The German Response

While the possibility of leaving Italy to its own devices almost certainly was considered, Germany realized that the taking of Italy by the Allies would ultimately lead to disaster, for several reasons;

It would be a crushing political blow to lose a major ally, regardless of how useful they were or were not in a military engagement.

It would allow the Allies another base of operations in Europe, one that could easily mount attacks at Germany’s Southern borders.

It would give the Allies a major strategic advantage in the Mediterranean, while at the same time canceling out the advantage enjoyed by the Axis.

To counter the Allied effort, Germany deployed more than 2 dozen fresh divisions to the area, while at the same time assisting more than 100,000 German and loyalist Italian troops to escape the Allies, who were hoping to take this force out of the game.

The new German troops, under the command of Field Marshal Albert Kesselring, would then do their best to halt the Allied advances into Italy.

And they were successful, slowing the Allied advance through some of the toughest and bloodiest battles of the war. One of the first battles of this series was for the city of Anzio, a name that still rings in military history.

The decision to attack Italy’s southern tip gave the Allies an advantage of being able to use nearly the entire Mediterranean Sea as a staging and supply resource, but it also provided an advantage for the Germans. The Italian peninsula is narrow in that area, which allowed the Germans to set up multiple effective lines of defense to keep the allied ground forces bottled up in Anzio.

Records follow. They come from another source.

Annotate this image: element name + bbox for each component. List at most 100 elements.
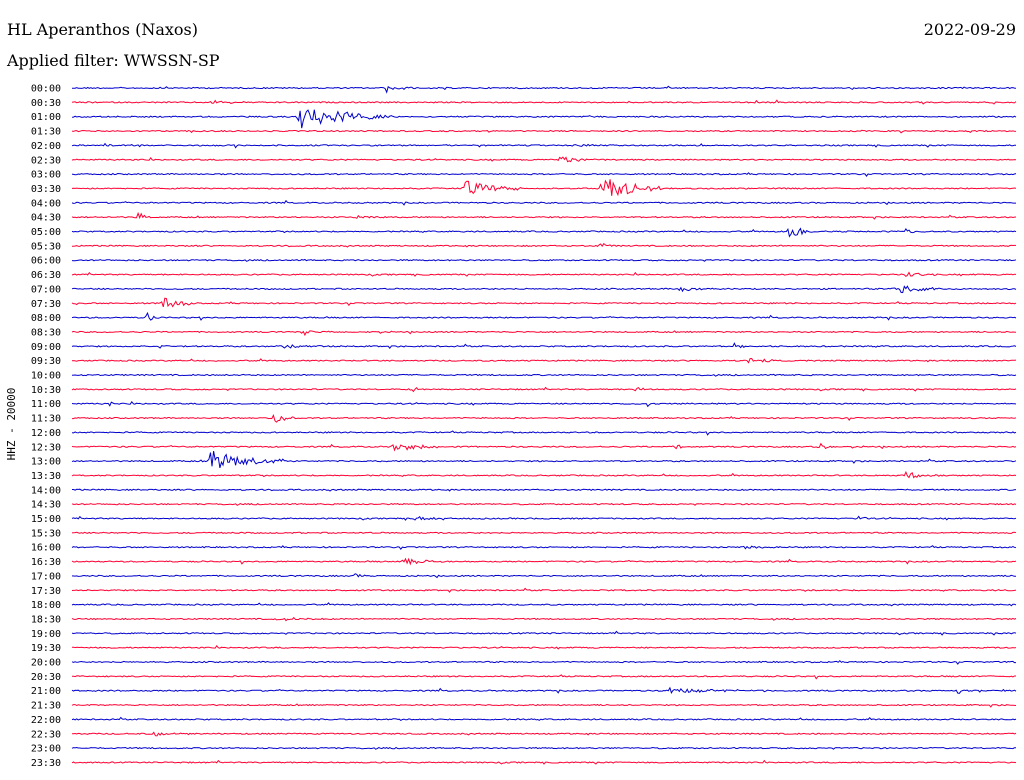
time-tick-label: 16:30 xyxy=(31,557,61,568)
trace-row-1930 xyxy=(72,644,1017,650)
trace-row-2000 xyxy=(71,659,1016,665)
time-tick-label: 15:00 xyxy=(31,514,61,525)
time-tick-label: 14:00 xyxy=(31,485,61,496)
time-tick-label: 20:30 xyxy=(31,672,61,683)
trace-row-0100 xyxy=(71,109,1017,129)
time-tick-label: 17:00 xyxy=(31,571,61,582)
time-tick-label: 03:30 xyxy=(31,184,61,195)
time-tick-labels: 00:00 00:30 01:00 01:30 02:00 02:30 03:00 03:30… xyxy=(31,84,61,769)
trace-row-2200 xyxy=(71,716,1017,722)
time-tick-label: 18:30 xyxy=(31,614,61,625)
time-tick-label: 23:00 xyxy=(31,744,61,755)
trace-row-0700 xyxy=(71,285,1017,294)
time-tick-label: 09:30 xyxy=(31,356,61,367)
trace-row-1400 xyxy=(72,488,1017,492)
trace-row-2230 xyxy=(71,731,1017,737)
time-tick-label: 18:00 xyxy=(31,600,61,611)
trace-row-1730 xyxy=(71,587,1017,593)
time-tick-label: 22:30 xyxy=(31,729,61,740)
trace-row-0230 xyxy=(71,156,1017,163)
time-tick-label: 19:00 xyxy=(31,629,61,640)
trace-row-0800 xyxy=(71,311,1017,321)
time-tick-label: 09:00 xyxy=(31,342,61,353)
time-tick-label: 02:00 xyxy=(31,141,61,152)
time-tick-label: 13:30 xyxy=(31,471,61,482)
time-tick-label: 08:00 xyxy=(31,313,61,324)
time-tick-label: 05:00 xyxy=(31,227,61,238)
trace-row-0900 xyxy=(71,342,1017,350)
trace-row-1130 xyxy=(72,414,1017,423)
trace-row-0330 xyxy=(71,179,1017,197)
time-tick-label: 10:00 xyxy=(31,371,61,382)
time-tick-label: 11:30 xyxy=(31,414,61,425)
time-tick-label: 02:30 xyxy=(31,155,61,166)
time-tick-label: 17:30 xyxy=(31,586,61,597)
trace-row-1030 xyxy=(71,386,1017,393)
trace-row-0000 xyxy=(72,85,1017,94)
trace-row-0730 xyxy=(71,297,1017,308)
time-tick-label: 03:00 xyxy=(31,170,61,181)
trace-row-2300 xyxy=(71,746,1016,750)
time-tick-label: 07:30 xyxy=(31,299,61,310)
y-axis-label: HHZ - 20000 xyxy=(5,388,18,461)
date-label: 2022-09-29 xyxy=(923,20,1016,39)
trace-row-1800 xyxy=(71,602,1017,607)
time-tick-label: 12:30 xyxy=(31,442,61,453)
time-tick-label: 00:30 xyxy=(31,98,61,109)
trace-row-0530 xyxy=(71,242,1016,248)
time-tick-label: 21:30 xyxy=(31,701,61,712)
time-tick-label: 08:30 xyxy=(31,327,61,338)
time-tick-label: 04:30 xyxy=(31,213,61,224)
station-title: HL Aperanthos (Naxos) xyxy=(7,20,198,39)
trace-row-1630 xyxy=(71,557,1017,566)
time-tick-label: 01:00 xyxy=(31,112,61,123)
time-tick-label: 13:00 xyxy=(31,457,61,468)
trace-row-1100 xyxy=(71,400,1017,408)
trace-row-0130 xyxy=(71,129,1017,134)
seismogram-traces xyxy=(71,85,1017,765)
trace-row-0300 xyxy=(71,172,1017,177)
trace-row-1500 xyxy=(71,515,1017,521)
time-tick-label: 00:00 xyxy=(31,84,61,95)
time-tick-label: 06:00 xyxy=(31,256,61,267)
time-tick-label: 14:30 xyxy=(31,500,61,511)
trace-row-1330 xyxy=(71,470,1017,479)
time-tick-label: 04:00 xyxy=(31,198,61,209)
time-tick-label: 21:00 xyxy=(31,686,61,697)
time-tick-label: 22:00 xyxy=(31,715,61,726)
time-tick-label: 10:30 xyxy=(31,385,61,396)
trace-row-1230 xyxy=(71,442,1017,452)
trace-row-1530 xyxy=(71,531,1017,534)
trace-row-0600 xyxy=(71,258,1017,262)
trace-row-1700 xyxy=(71,573,1016,579)
trace-row-0400 xyxy=(71,199,1016,206)
time-tick-label: 01:30 xyxy=(31,127,61,138)
trace-row-1200 xyxy=(71,430,1017,436)
time-tick-label: 05:30 xyxy=(31,241,61,252)
trace-row-1830 xyxy=(71,616,1017,622)
trace-row-1430 xyxy=(71,502,1017,506)
trace-row-2030 xyxy=(72,674,1016,680)
trace-row-2100 xyxy=(71,686,1017,694)
trace-row-1300 xyxy=(71,451,1017,469)
filter-label: Applied filter: WWSSN-SP xyxy=(7,51,220,70)
time-tick-label: 06:30 xyxy=(31,270,61,281)
trace-row-0030 xyxy=(71,99,1017,105)
time-tick-label: 16:00 xyxy=(31,543,61,554)
trace-row-0930 xyxy=(71,357,1017,364)
time-tick-label: 23:30 xyxy=(31,758,61,769)
time-tick-label: 15:30 xyxy=(31,528,61,539)
time-tick-label: 12:00 xyxy=(31,428,61,439)
time-tick-label: 19:30 xyxy=(31,643,61,654)
trace-row-1600 xyxy=(71,545,1017,551)
trace-row-2330 xyxy=(71,759,1017,765)
time-tick-label: 20:00 xyxy=(31,658,61,669)
trace-row-2130 xyxy=(71,703,1017,708)
trace-row-0430 xyxy=(71,211,1017,220)
trace-row-0630 xyxy=(71,271,1017,278)
trace-row-0200 xyxy=(71,142,1017,149)
trace-row-0830 xyxy=(71,330,1017,337)
trace-row-1000 xyxy=(71,373,1017,377)
time-tick-label: 07:00 xyxy=(31,284,61,295)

The first of these was at the Gustov line, and successfully held the Allies in check for some time before General Clark of the US Army went against and cut through the lines and advanced on Rome. This did give the Allies a foothold in the country, but also allowed a significant contingent of German troops to escape. These were later deployed in other areas of the Italian theater, and contributed to the protracted offensive required to ultimately liberate Italy, and offensive that would drag on for nearly 2 years.